Kali ini bisa kurasakan helaan nafas Kahlil Gibran yang begitu cepat dan dalam, seperti ada penyesalan yang lama menggumpal di dadanya.
Lama tiada kata yang terucap sebelum terbata-bata ia mulai lagi berbicara.
“Raga hanya persinggahan sementara bagi jiwa-jiwa yang selalu rindu pada sang pencipta, sobat... Akan ada kesempatan itu, di dunia yang lain, tempat dimana jiwa-jiwa yang sekian lama terpisah akan bertemu, lalu bersatu...”
“Itu adalah kata-kata yang biasa diucapkan seorang pecundang, Kahlil..,” jawabku pelan.
“Apa katamu..?”
“Ya.., pecundang. Pecundang sejati.”
“Kurang ajarrr...!!!” Kahlil Gibran berteriak keras seraya menghunus sebilah pedang yang terikat dipinggang.
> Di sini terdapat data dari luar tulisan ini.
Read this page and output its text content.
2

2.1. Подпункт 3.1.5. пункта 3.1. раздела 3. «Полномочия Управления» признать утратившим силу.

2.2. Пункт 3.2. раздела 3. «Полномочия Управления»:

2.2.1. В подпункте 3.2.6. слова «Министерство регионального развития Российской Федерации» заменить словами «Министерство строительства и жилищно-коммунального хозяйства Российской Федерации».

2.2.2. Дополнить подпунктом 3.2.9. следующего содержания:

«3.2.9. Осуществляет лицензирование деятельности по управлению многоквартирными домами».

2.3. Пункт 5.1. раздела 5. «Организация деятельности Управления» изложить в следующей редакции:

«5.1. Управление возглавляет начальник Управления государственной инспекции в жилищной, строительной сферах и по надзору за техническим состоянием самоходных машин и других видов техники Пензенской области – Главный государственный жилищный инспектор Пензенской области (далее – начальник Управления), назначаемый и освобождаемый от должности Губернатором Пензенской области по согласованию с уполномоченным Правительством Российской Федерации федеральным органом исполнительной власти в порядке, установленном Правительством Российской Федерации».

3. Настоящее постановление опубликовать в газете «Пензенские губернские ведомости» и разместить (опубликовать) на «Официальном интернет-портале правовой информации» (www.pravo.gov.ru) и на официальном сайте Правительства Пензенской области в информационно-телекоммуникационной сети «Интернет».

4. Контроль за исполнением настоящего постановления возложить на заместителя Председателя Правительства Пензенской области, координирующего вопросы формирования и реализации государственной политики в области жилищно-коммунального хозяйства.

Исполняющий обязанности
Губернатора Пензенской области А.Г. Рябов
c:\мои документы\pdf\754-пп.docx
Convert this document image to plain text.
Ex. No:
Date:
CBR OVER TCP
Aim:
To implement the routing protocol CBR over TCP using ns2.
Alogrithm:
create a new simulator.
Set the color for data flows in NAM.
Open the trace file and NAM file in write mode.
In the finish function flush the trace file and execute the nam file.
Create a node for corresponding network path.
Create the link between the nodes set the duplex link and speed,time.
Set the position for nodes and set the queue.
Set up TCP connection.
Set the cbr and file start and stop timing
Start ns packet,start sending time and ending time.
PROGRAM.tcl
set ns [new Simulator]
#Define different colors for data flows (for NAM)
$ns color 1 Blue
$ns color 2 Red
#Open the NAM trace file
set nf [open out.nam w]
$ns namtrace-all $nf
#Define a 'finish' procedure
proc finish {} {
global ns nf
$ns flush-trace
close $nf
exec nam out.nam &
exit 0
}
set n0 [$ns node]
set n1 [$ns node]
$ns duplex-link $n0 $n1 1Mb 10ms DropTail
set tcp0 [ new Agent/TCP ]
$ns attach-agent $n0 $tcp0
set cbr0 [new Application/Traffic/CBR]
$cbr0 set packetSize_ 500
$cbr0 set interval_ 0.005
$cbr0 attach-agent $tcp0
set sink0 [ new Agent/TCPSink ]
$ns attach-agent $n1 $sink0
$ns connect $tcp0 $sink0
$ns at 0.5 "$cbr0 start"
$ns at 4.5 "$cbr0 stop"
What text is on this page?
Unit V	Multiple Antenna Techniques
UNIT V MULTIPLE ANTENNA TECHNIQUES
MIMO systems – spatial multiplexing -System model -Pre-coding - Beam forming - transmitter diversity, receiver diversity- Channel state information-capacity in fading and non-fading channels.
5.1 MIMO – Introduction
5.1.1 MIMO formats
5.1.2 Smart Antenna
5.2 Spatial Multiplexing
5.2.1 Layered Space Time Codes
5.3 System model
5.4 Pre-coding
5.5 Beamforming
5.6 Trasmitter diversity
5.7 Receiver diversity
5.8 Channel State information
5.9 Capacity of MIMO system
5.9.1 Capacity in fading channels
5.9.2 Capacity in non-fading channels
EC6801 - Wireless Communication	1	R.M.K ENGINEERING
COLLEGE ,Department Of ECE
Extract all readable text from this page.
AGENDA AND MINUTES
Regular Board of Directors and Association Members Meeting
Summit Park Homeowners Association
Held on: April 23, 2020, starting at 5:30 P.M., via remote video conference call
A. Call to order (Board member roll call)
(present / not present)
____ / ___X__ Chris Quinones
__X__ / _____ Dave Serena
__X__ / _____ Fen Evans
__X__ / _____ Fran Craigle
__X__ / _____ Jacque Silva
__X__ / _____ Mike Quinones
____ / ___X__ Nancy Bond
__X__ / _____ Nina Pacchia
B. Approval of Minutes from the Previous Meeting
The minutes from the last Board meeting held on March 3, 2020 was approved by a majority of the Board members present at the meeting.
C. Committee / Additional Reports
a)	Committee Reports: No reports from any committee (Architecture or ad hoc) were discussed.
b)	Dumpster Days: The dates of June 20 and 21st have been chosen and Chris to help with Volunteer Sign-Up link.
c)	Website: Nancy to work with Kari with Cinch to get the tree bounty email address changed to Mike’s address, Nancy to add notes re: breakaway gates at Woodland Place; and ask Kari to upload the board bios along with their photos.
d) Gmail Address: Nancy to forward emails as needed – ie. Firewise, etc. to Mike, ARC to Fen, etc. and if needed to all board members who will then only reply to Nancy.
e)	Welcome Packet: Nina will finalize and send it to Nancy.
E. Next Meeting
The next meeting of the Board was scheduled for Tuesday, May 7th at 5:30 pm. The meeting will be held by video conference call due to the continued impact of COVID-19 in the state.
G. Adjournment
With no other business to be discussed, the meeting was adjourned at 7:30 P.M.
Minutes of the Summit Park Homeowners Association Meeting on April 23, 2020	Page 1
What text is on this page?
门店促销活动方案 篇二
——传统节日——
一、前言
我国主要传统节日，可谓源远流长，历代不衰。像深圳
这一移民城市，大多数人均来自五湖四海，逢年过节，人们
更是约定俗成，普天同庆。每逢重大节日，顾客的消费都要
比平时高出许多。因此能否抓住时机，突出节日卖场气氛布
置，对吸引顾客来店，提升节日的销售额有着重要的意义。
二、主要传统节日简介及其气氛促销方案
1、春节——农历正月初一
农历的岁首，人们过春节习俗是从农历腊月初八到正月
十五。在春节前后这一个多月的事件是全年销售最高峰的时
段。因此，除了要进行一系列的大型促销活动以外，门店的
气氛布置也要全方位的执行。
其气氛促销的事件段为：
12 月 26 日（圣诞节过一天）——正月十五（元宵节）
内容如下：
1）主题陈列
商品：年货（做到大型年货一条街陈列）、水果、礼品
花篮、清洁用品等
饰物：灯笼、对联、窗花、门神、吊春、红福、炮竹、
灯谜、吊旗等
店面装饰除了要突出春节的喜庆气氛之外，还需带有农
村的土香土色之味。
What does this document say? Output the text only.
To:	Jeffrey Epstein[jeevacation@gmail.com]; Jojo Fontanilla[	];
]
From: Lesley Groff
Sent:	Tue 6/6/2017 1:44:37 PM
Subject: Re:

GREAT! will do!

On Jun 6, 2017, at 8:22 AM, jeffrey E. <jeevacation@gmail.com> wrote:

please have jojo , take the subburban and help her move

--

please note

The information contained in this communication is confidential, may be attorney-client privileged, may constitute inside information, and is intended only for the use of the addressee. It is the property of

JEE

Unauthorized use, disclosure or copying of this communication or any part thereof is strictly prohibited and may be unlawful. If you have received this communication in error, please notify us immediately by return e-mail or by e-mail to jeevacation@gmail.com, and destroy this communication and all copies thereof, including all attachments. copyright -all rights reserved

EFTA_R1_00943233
Harga dirinya sebagai laki-laki telah kuinjak-injak. Di tangan kanannya, pedang itu teracung tinggi hingga hampir menyentuh langit-langit ruangan.
Aku lalu berdiri dan berjalan perlahan menghampirinya. Aku tahu, tidak ada sedikitpun keberanian dalam dirinya untuk menebaskan pedang itu ke arahku.
“Itukah yang kau sebut sebagai cinta suci," kataku "disaat May menantimu dengan penuh harap sementara engkau terlena dengan puisi-puisimu sembari mengumbar nafsu birahi dengan para pelacur itu?”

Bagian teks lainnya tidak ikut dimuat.